Unsurprisingly, manufacturing activity jumped higher in the UK and outperformed that of the Eurozone’s, which remained lacklustre last month ahead of the European Central Bank’s upcoming bond-buying programme.

Data from the UK on Monday showed Markit’s purchasing manages' index for manufacturing activity jumped to a seven-month high of 54.1 in February, up from 53.1 in January.

Above 50 signifies expansion while below that level indicates contraction. The UK data indicates that after a slowdown in the tail-end of last year, the manufacturing sector is showing signs of recovery in 2015 as growth rates of both production and new orders strengthened in February.

“Strong growth in household incomes this year should provide firm foundations for the manufacturing sector’s recovery,” said Samuel Tombs, economist at Capital Economics.

By contrast, manufacturing output in the Eurozone remained lacklustre last month with PMIs at 51, off slightly from a 51.1 flash reading published in February and unchanged from January's reading of 51.

Despite the uninspiring performance for the broader manufacturing index, the Eurozone’s PMI index does stay above the 50 mark and reached a six-month high in January, highlighting an up-trend in growth together with confidence on the back of improving data out of nations like Italy and Ireland.

Looking at the breakdown of the Eurozone data, the French component for manufacturing fell to 47.6, down from 49.2 in January as sharper falls in output, new orders, employment and stocks of purchases weighed on the index for France.

Germany's however outperformed neighbour France with PMI improving to 51.1, ahead of economists' expectations of a reading of 50.9. Ireland's manufacturing sector reached a 182-month high of 57.5 in February while Italy’s PMIs jumped above 50 for the first time in five months in February, reaching 51.9.

Furthermore, there’s an increase in confidence over the Eurozone’s growth prospects which should directly benefit the manufacturing sector in forthcoming months.

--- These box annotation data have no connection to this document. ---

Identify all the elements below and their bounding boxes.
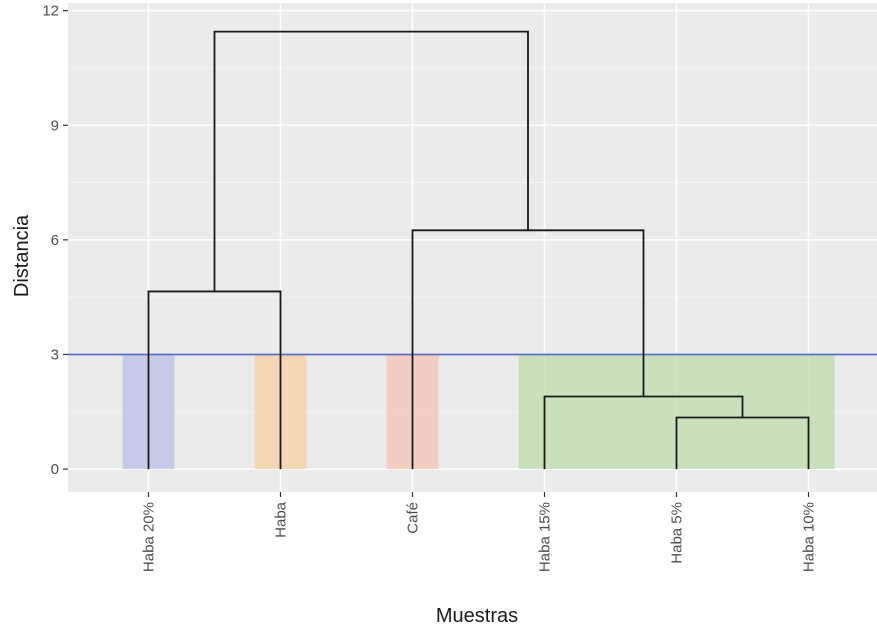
- y-axis-title: Distancia: [11, 214, 33, 297]
- x-tick-label: Café: [405, 502, 422, 534]
- x-tick-label: Haba 15%: [537, 502, 554, 572]
- y-axis: 0 3 6 9 12: [42, 3, 68, 478]
- y-tick-label: 9: [51, 117, 59, 134]
- dendrogram-branches: [147, 30, 810, 470]
- dendrogram-branch-4: [147, 290, 282, 470]
- x-tick-label: Haba 20%: [141, 502, 158, 572]
- x-axis-title: Muestras: [436, 605, 518, 627]
- dendrogram-branch-1: [675, 416, 810, 470]
- x-tick-label: Haba 5%: [669, 502, 686, 564]
- y-tick-label: 6: [51, 232, 59, 249]
- y-tick-label: 0: [51, 461, 59, 478]
- x-tick-label: Haba: [273, 501, 290, 538]
- dendrogram-branch-3: [411, 229, 645, 470]
- y-tick-label: 3: [51, 346, 59, 363]
- dendrogram-branch-5: [213, 30, 529, 292]
- y-tick-label: 12: [42, 3, 59, 20]
- x-axis: Haba 20% Haba Café Haba 15% Haba 5% Haba 10%: [141, 492, 818, 572]
- x-tick-label: Haba 10%: [801, 502, 818, 572]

With receding worries about a ‘Grexit’ and the ECB’s launch of the bond-buying programme, market participants are viewing the manufacturing report as positive given it does not show a marked drop off in economic growth.

Ahead of the ECB’s first round of quantitative easing, peripheral yields have hit record lows in Monday’s session with Portuguese 10-year government bond yields now at 1.799% while the Italian 10-year is at 1.3%. Both are fresh record lows.